Das Erreichen der Klimaziele ist in Stuttgart gefährdet. Die Beratungsfirma Drees & Sommer stellte im Gemeinderat ein Gutachten zu den Ursachen vor. Die StZ titelte darauf: „Grabenkämpfe und ineffektive Abläufe gefährden das Klimaziel“. Es herrscht offensichtlich eine Arbeits-Klima-Krise in der Stadtspitze. Dazu befragten wir den SÖS-Stadtrat und Fraktionsvorsitzenden von Linke und SÖS, Hannes Rockenbauch.

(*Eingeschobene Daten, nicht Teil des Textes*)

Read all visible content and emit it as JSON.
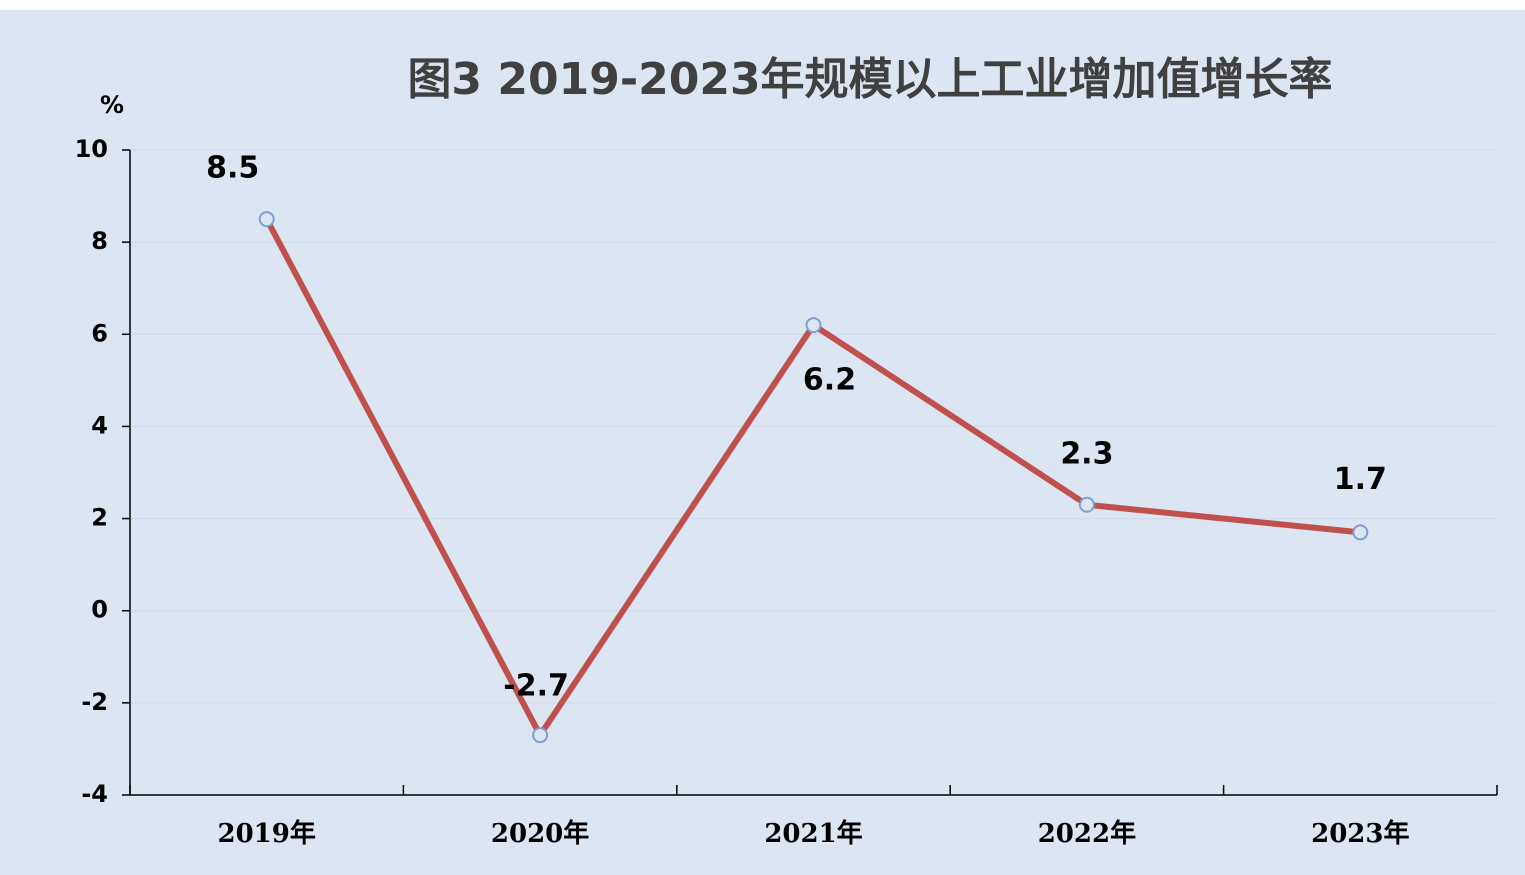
{
  "chart_data": {
    "type": "line",
    "title": "图3 2019-2023年规模以上工业增加值增长率",
    "y_unit": "%",
    "categories": [
      "2019年",
      "2020年",
      "2021年",
      "2022年",
      "2023年"
    ],
    "series": [
      {
        "color": "#c0504d",
        "values": [
          8.5,
          -2.7,
          6.2,
          2.3,
          1.7
        ]
      }
    ],
    "ylim": [
      -4,
      10
    ],
    "yticks": [
      -4,
      -2,
      0,
      2,
      4,
      6,
      8,
      10
    ],
    "grid": true
  }
}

SÖS: Die Klimaneutralität bis 2035 hat für Stuttgart existenzielle Bedeutung. Es droht die Unbewohnbarkeit, wenn keine Maßnahmen eingeleitet werden, um den Kessel vor weiterer Erhitzung zu schützen. Nun deckte die Stuttgarter Zeitung auf: Da ist mächtig Sand im Getriebe an der Verwaltungsspitze! Das attestiert ein Gutachten von Drees & Sommer. Die StZ titelt: „Grabenkämpfe und ineffektive Abläufe gefährden das Klimaziel“ (10.10.2024). Sie schreibt zu den Ursachen: „Konkurrenzkämpfe, persönliche Konflikte, Führungsschwäche und unklare Aufgabenverteilung innerhalb der Stadtverwaltung.“ Also eine Arbeits-Klimakrise an der Stadtspitze! Du bist Mitglied im Ältestenrat, kennst die internen Vorgänge. Stimmt das?

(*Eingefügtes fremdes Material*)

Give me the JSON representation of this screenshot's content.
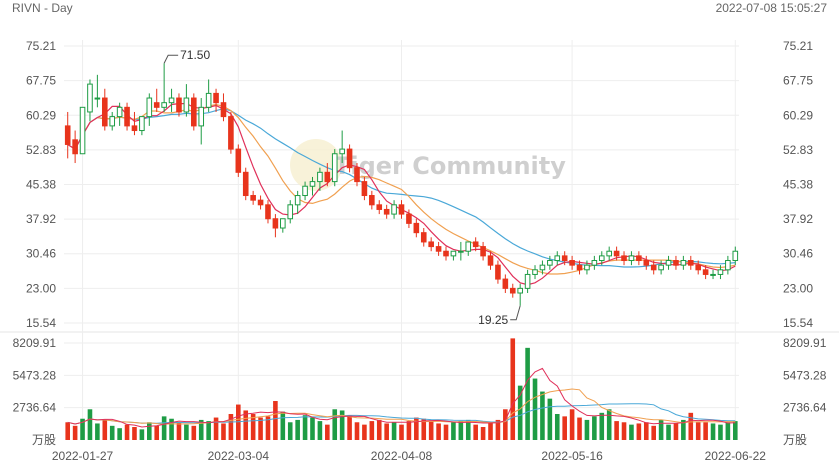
{
  "header": {
    "symbol_period": "RIVN - Day",
    "datetime": "2022-07-08 15:05:27"
  },
  "watermark": "Tiger Community",
  "colors": {
    "up": "#1e9c45",
    "down": "#e8341c",
    "ma5": "#e0305a",
    "ma10": "#f0a050",
    "ma20": "#4aa8d8",
    "grid": "#eeeeee"
  },
  "chart_data": {
    "type": "candlestick",
    "price_axis": {
      "min": 15.54,
      "max": 75.21,
      "ticks": [
        "75.21",
        "67.75",
        "60.29",
        "52.83",
        "45.38",
        "37.92",
        "30.46",
        "23.00",
        "15.54"
      ]
    },
    "volume_axis": {
      "min": 0,
      "max": 8209.91,
      "ticks": [
        "8209.91",
        "5473.28",
        "2736.64"
      ],
      "unit_label": "万股"
    },
    "x_labels": [
      "2022-01-27",
      "2022-03-04",
      "2022-04-08",
      "2022-05-16",
      "2022-06-22"
    ],
    "annotations": [
      {
        "text": "71.50",
        "index": 13,
        "value": 71.5
      },
      {
        "text": "19.25",
        "index": 61,
        "value": 19.25
      }
    ],
    "candles": [
      [
        58,
        61,
        51,
        54
      ],
      [
        55,
        57,
        50,
        52
      ],
      [
        52,
        62,
        52,
        62
      ],
      [
        61,
        68,
        59,
        67
      ],
      [
        64,
        69,
        62,
        64
      ],
      [
        64,
        66,
        57,
        58
      ],
      [
        58,
        61,
        57,
        60
      ],
      [
        60,
        63,
        58,
        62
      ],
      [
        62,
        63,
        57,
        58
      ],
      [
        58,
        61,
        56,
        57
      ],
      [
        57,
        60,
        56,
        60
      ],
      [
        60,
        65,
        58,
        64
      ],
      [
        63,
        66,
        61,
        62
      ],
      [
        62,
        71.5,
        61,
        63
      ],
      [
        63,
        66,
        61,
        64
      ],
      [
        64,
        65,
        60,
        61
      ],
      [
        61,
        67,
        60,
        64
      ],
      [
        64,
        65,
        57,
        58
      ],
      [
        58,
        64,
        54,
        62
      ],
      [
        62,
        68,
        61,
        65
      ],
      [
        65,
        66,
        61,
        63
      ],
      [
        63,
        65,
        59,
        60
      ],
      [
        60,
        61,
        52,
        53
      ],
      [
        53,
        54,
        47,
        48
      ],
      [
        48,
        49,
        42,
        43
      ],
      [
        43,
        44,
        41,
        42
      ],
      [
        42,
        43,
        40,
        41
      ],
      [
        41,
        42,
        37,
        38
      ],
      [
        38,
        39,
        34,
        36
      ],
      [
        36,
        38,
        35,
        38
      ],
      [
        38,
        42,
        37,
        41
      ],
      [
        41,
        44,
        39,
        43
      ],
      [
        43,
        46,
        42,
        45
      ],
      [
        45,
        47,
        43,
        46
      ],
      [
        46,
        49,
        44,
        48
      ],
      [
        48,
        50,
        45,
        46
      ],
      [
        46,
        53,
        45,
        52
      ],
      [
        52,
        57,
        50,
        53
      ],
      [
        53,
        54,
        48,
        49
      ],
      [
        49,
        50,
        45,
        46
      ],
      [
        46,
        47,
        42,
        43
      ],
      [
        43,
        44,
        40,
        41
      ],
      [
        41,
        42,
        39,
        40
      ],
      [
        40,
        41,
        38,
        39
      ],
      [
        39,
        42,
        38,
        41
      ],
      [
        41,
        42,
        38,
        39
      ],
      [
        39,
        40,
        36,
        37
      ],
      [
        37,
        38,
        34,
        35
      ],
      [
        35,
        36,
        32,
        33
      ],
      [
        33,
        34,
        31,
        32
      ],
      [
        32,
        33,
        30,
        31
      ],
      [
        31,
        32,
        29,
        30
      ],
      [
        30,
        31,
        29,
        31
      ],
      [
        31,
        33,
        29,
        31
      ],
      [
        31,
        33,
        30,
        33
      ],
      [
        33,
        34,
        31,
        32
      ],
      [
        32,
        33,
        29,
        30
      ],
      [
        30,
        31,
        27,
        28
      ],
      [
        28,
        29,
        24,
        25
      ],
      [
        25,
        26,
        22,
        23
      ],
      [
        23,
        24,
        21,
        22
      ],
      [
        22,
        24,
        19.25,
        23
      ],
      [
        23,
        27,
        22,
        26
      ],
      [
        26,
        28,
        25,
        27
      ],
      [
        27,
        29,
        26,
        28
      ],
      [
        28,
        30,
        27,
        29
      ],
      [
        29,
        31,
        28,
        30
      ],
      [
        30,
        31,
        28,
        29
      ],
      [
        29,
        30,
        27,
        28
      ],
      [
        28,
        29,
        26,
        27
      ],
      [
        27,
        29,
        26,
        28
      ],
      [
        28,
        30,
        27,
        29
      ],
      [
        29,
        31,
        28,
        30
      ],
      [
        30,
        32,
        29,
        31
      ],
      [
        31,
        32,
        29,
        30
      ],
      [
        30,
        31,
        28,
        29
      ],
      [
        29,
        31,
        28,
        30
      ],
      [
        30,
        31,
        28,
        29
      ],
      [
        29,
        30,
        27,
        28
      ],
      [
        28,
        29,
        26,
        27
      ],
      [
        27,
        29,
        26,
        28
      ],
      [
        28,
        30,
        27,
        29
      ],
      [
        29,
        30,
        27,
        28
      ],
      [
        28,
        30,
        27,
        29
      ],
      [
        29,
        30,
        27,
        28
      ],
      [
        28,
        29,
        26,
        27
      ],
      [
        27,
        28,
        25,
        26
      ],
      [
        26,
        27,
        25,
        26
      ],
      [
        26,
        28,
        25,
        27
      ],
      [
        27,
        30,
        26,
        29
      ],
      [
        29,
        32,
        28,
        31
      ]
    ],
    "volumes": [
      1500,
      1200,
      1800,
      2600,
      1400,
      1700,
      1200,
      1000,
      1300,
      1100,
      900,
      1500,
      1200,
      2000,
      1800,
      1500,
      1300,
      1200,
      1700,
      1600,
      1900,
      1400,
      2200,
      3000,
      2500,
      2200,
      1900,
      2000,
      3300,
      2400,
      1500,
      1700,
      2100,
      1900,
      1600,
      1300,
      2600,
      2500,
      2100,
      1500,
      1300,
      1600,
      1700,
      1400,
      1500,
      1300,
      1600,
      1900,
      1800,
      1600,
      1400,
      1300,
      1500,
      1600,
      1700,
      1300,
      1100,
      1500,
      1700,
      2600,
      8600,
      4600,
      7800,
      5200,
      4100,
      3500,
      2200,
      2000,
      2600,
      1900,
      1700,
      2000,
      2300,
      2600,
      1600,
      1500,
      1300,
      1400,
      1500,
      1200,
      1700,
      1300,
      1400,
      1700,
      2300,
      1500,
      1500,
      1400,
      1300,
      1500,
      1600
    ]
  }
}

HANNES ROCKENBAUCH: Ja, die Stuttgarter Zeitung beschreibt hier einen Teil der Ursachen, warum wir trotz ehrgeiziger Beschlüsse des Gemeinderats nicht schnell genug vorankommen. Zur Klarstellung: In Stuttgart passiert in letzter Zeit tatsächlich einiges im Vergleich zu anderen Städten. Unser Maßstab muss aber immer sein, was wäre nötig, um das Klimaziel 2035 tatsächlich zu erreichen und dafür tun wir deutlich zu wenig. Zur Wahrheit gehört aber eben auch, dass die Dimension der Klimakatastrophe nicht nur im Rat und in der Verwaltung, sondern auch in der Bevölkerung völlig unterschätzt wird. Mit unserem Antrag auf Klimanotstand sind wir jetzt zum siebten Mal gescheitert. München hat seit 2019 den Klimanotstand ausgerufen und dann seit 2021 seine Verwaltung konsequent umgebaut, um diesem Notstand auch Herr zu werden. In Stuttgart lässt OB Nopper zu, dass in Sachen Klima einfach weitergewurstelt wird.

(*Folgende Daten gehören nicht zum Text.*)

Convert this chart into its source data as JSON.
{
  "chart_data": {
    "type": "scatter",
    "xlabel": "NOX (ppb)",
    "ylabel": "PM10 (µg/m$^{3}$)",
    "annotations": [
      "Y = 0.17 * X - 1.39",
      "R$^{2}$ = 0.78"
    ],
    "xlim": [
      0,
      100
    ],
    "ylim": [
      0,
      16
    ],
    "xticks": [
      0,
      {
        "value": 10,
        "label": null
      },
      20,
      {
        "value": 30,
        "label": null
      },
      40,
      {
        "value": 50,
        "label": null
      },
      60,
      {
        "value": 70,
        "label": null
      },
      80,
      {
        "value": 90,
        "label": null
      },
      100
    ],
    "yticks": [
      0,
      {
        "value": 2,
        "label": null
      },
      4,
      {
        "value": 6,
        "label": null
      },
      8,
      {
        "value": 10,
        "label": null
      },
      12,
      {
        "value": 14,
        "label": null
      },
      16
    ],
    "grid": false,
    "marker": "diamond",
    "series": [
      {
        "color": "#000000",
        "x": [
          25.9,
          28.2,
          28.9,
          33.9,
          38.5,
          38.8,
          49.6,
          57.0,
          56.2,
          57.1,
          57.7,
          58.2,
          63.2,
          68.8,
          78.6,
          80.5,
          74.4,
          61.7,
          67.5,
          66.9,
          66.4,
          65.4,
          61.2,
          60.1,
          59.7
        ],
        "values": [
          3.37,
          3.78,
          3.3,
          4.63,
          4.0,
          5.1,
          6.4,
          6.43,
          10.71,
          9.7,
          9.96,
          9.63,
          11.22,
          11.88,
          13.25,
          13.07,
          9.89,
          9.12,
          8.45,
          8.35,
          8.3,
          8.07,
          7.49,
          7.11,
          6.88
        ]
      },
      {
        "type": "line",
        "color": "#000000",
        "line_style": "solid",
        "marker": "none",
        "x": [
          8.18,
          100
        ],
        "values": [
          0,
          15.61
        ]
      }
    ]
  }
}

Seit 20 Jahren macht Stadtrat Hannes Rockenbauch Vorschläge für den klimagerechten Umbau von Stuttgart.
OB Nopper auf der Flucht
SÖS: Nopper verließ sogar den Saal, als Drees & Sommer ihr Gutachten vorstellte! Ist das nicht die Botschaft: „Ich will nichts davon wissen!“ ?
HANNES ROCKENBAUCH: Ja. Der Oberbürgermeister war zum Tagesordnungspunkt davor extra in den Ausschuss gekommen, ist dann aber schnell wieder entschwunden. In diesem Tagesordnungspunkt ging es nicht um die Bewältigung der „größten Herausforderung der Menschheitsgeschichte“, sondern er wollte seinen absurden 11 Punkte Plan für mehr Sicherheit in Stuttgart verteidigen. Diese Prioritätensetzung offenbart, was für Nopper wirklich Chefsache ist. Wenn es darum geht, beim Thema Sicherheit und Migration mit seinen spalterischen Ideen und Maßnahmen am äußersten rechten Rand zu fischen, dann ist er dabei. Wenn es darum geht, dass er und seine Verwaltung bei der Umsetzung beschlossener Klimaziele versagen, flüchtet er. Besser konnte er seine Haltung nicht demonstrieren.
SÖS: Aber unser Oberbürgermeister liegt damit doch gerade voll im Mainstream. Parteien und Medien stilisieren schließlich auch die Migration zum existenzgefährdendsten Thema hoch und verdrängen die Klimadiskussion.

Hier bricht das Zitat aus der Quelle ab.